Minor updates to a classic.
I already have the original Bread Baker’s Apprentice book on the shelf and it’s certainly a comprehensive resource on the art and science of bread making. It’s also one of the originals, published 15 years ago when people were probably more likely to buy a bread machine than make a sourdough bread from scratch.
In this new 15th anniversary edition, Reinhart has updated a few things. There is a new preface, the introduction has been tweaked, the methods (especially as related to mixing and sourdough) have been improved, additional comments have been added to recipe headnotes, and there are some minor recipe changes here and there. Also, the resources section has been totally rewritten – with a much greater emphasis on useful websites, because, well, 15 years. In terms of new content? Three new recipes: A sprouted wheat and brown rice bread, sprouted whole wheat onion and poppyseed bialys and beyond ultimate cinnamon and sticky buns.

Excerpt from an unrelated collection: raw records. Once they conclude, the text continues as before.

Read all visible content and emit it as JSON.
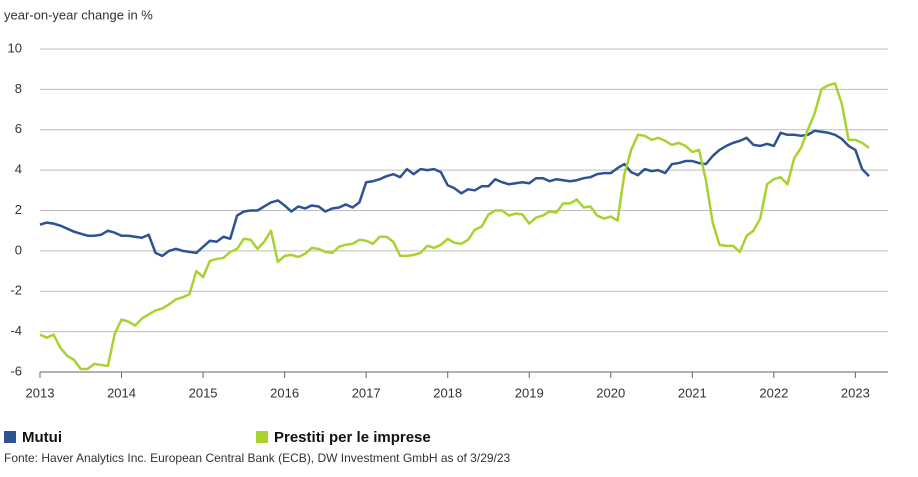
{
  "chart_data": {
    "type": "line",
    "y_label": "year-on-year change in %",
    "source": "Fonte: Haver Analytics Inc. European Central Bank (ECB), DW Investment GmbH as of 3/29/23",
    "x": [
      2013,
      2013.083,
      2013.167,
      2013.25,
      2013.333,
      2013.417,
      2013.5,
      2013.583,
      2013.667,
      2013.75,
      2013.833,
      2013.917,
      2014,
      2014.083,
      2014.167,
      2014.25,
      2014.333,
      2014.417,
      2014.5,
      2014.583,
      2014.667,
      2014.75,
      2014.833,
      2014.917,
      2015,
      2015.083,
      2015.167,
      2015.25,
      2015.333,
      2015.417,
      2015.5,
      2015.583,
      2015.667,
      2015.75,
      2015.833,
      2015.917,
      2016,
      2016.083,
      2016.167,
      2016.25,
      2016.333,
      2016.417,
      2016.5,
      2016.583,
      2016.667,
      2016.75,
      2016.833,
      2016.917,
      2017,
      2017.083,
      2017.167,
      2017.25,
      2017.333,
      2017.417,
      2017.5,
      2017.583,
      2017.667,
      2017.75,
      2017.833,
      2017.917,
      2018,
      2018.083,
      2018.167,
      2018.25,
      2018.333,
      2018.417,
      2018.5,
      2018.583,
      2018.667,
      2018.75,
      2018.833,
      2018.917,
      2019,
      2019.083,
      2019.167,
      2019.25,
      2019.333,
      2019.417,
      2019.5,
      2019.583,
      2019.667,
      2019.75,
      2019.833,
      2019.917,
      2020,
      2020.083,
      2020.167,
      2020.25,
      2020.333,
      2020.417,
      2020.5,
      2020.583,
      2020.667,
      2020.75,
      2020.833,
      2020.917,
      2021,
      2021.083,
      2021.167,
      2021.25,
      2021.333,
      2021.417,
      2021.5,
      2021.583,
      2021.667,
      2021.75,
      2021.833,
      2021.917,
      2022,
      2022.083,
      2022.167,
      2022.25,
      2022.333,
      2022.417,
      2022.5,
      2022.583,
      2022.667,
      2022.75,
      2022.833,
      2022.917,
      2023,
      2023.083,
      2023.167
    ],
    "series": [
      {
        "name": "Mutui",
        "color": "#2d5393",
        "values": [
          1.3,
          1.4,
          1.35,
          1.25,
          1.1,
          0.95,
          0.85,
          0.75,
          0.75,
          0.8,
          1.0,
          0.9,
          0.75,
          0.75,
          0.7,
          0.65,
          0.8,
          -0.1,
          -0.25,
          0.0,
          0.1,
          0.0,
          -0.05,
          -0.1,
          0.2,
          0.5,
          0.45,
          0.7,
          0.6,
          1.75,
          1.95,
          2.0,
          2.0,
          2.2,
          2.4,
          2.5,
          2.25,
          1.95,
          2.2,
          2.1,
          2.25,
          2.2,
          1.95,
          2.1,
          2.15,
          2.3,
          2.15,
          2.4,
          3.4,
          3.45,
          3.55,
          3.7,
          3.8,
          3.65,
          4.05,
          3.8,
          4.05,
          4.0,
          4.05,
          3.9,
          3.25,
          3.1,
          2.85,
          3.05,
          3.0,
          3.2,
          3.2,
          3.55,
          3.4,
          3.3,
          3.35,
          3.4,
          3.35,
          3.6,
          3.6,
          3.45,
          3.55,
          3.5,
          3.45,
          3.5,
          3.6,
          3.65,
          3.8,
          3.85,
          3.85,
          4.1,
          4.3,
          3.9,
          3.75,
          4.05,
          3.95,
          4.0,
          3.85,
          4.3,
          4.35,
          4.45,
          4.45,
          4.35,
          4.3,
          4.7,
          5.0,
          5.2,
          5.35,
          5.45,
          5.6,
          5.25,
          5.2,
          5.3,
          5.2,
          5.85,
          5.75,
          5.75,
          5.7,
          5.75,
          5.95,
          5.9,
          5.85,
          5.75,
          5.55,
          5.2,
          5.0,
          4.05,
          3.7
        ]
      },
      {
        "name": "Prestiti per le imprese",
        "color": "#a9d130",
        "values": [
          -4.15,
          -4.3,
          -4.15,
          -4.8,
          -5.2,
          -5.4,
          -5.85,
          -5.85,
          -5.6,
          -5.65,
          -5.7,
          -4.1,
          -3.4,
          -3.5,
          -3.7,
          -3.35,
          -3.15,
          -2.95,
          -2.85,
          -2.65,
          -2.4,
          -2.3,
          -2.15,
          -1.0,
          -1.3,
          -0.5,
          -0.4,
          -0.35,
          -0.05,
          0.1,
          0.6,
          0.55,
          0.1,
          0.45,
          1.0,
          -0.55,
          -0.25,
          -0.2,
          -0.3,
          -0.15,
          0.15,
          0.1,
          -0.05,
          -0.1,
          0.2,
          0.3,
          0.35,
          0.55,
          0.5,
          0.35,
          0.7,
          0.7,
          0.45,
          -0.25,
          -0.25,
          -0.2,
          -0.1,
          0.25,
          0.15,
          0.3,
          0.6,
          0.4,
          0.35,
          0.55,
          1.05,
          1.2,
          1.8,
          2.0,
          2.0,
          1.75,
          1.85,
          1.8,
          1.35,
          1.65,
          1.75,
          1.95,
          1.9,
          2.35,
          2.35,
          2.55,
          2.15,
          2.2,
          1.75,
          1.6,
          1.7,
          1.5,
          3.8,
          5.0,
          5.75,
          5.7,
          5.5,
          5.6,
          5.45,
          5.25,
          5.35,
          5.2,
          4.9,
          5.0,
          3.5,
          1.4,
          0.3,
          0.25,
          0.25,
          -0.05,
          0.75,
          1.0,
          1.6,
          3.3,
          3.55,
          3.65,
          3.3,
          4.6,
          5.1,
          6.0,
          6.8,
          8.0,
          8.2,
          8.3,
          7.3,
          5.5,
          5.5,
          5.35,
          5.1
        ]
      }
    ],
    "xlim": [
      2013,
      2023.4
    ],
    "xticks": [
      2013,
      2014,
      2015,
      2016,
      2017,
      2018,
      2019,
      2020,
      2021,
      2022,
      2023
    ],
    "ylim": [
      -6,
      10
    ],
    "yticks": [
      -6,
      -4,
      -2,
      0,
      2,
      4,
      6,
      8,
      10
    ],
    "grid": true
  }
}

In short, if you already own The Bread Baker’s Apprentice, this is not a required upgrade. If your old copy is beat up and you’d like to replace, then by all means, get the new one. If you’re still happy with it, maybe check this one out for the small changes, but it’s not going to change your life. On the other hand, if you don’t already own the original version, and you love bread, this is a book that deserves a spot in your library, as a reference as much as a recipe book.
I received this book from Blogging for Books for this review.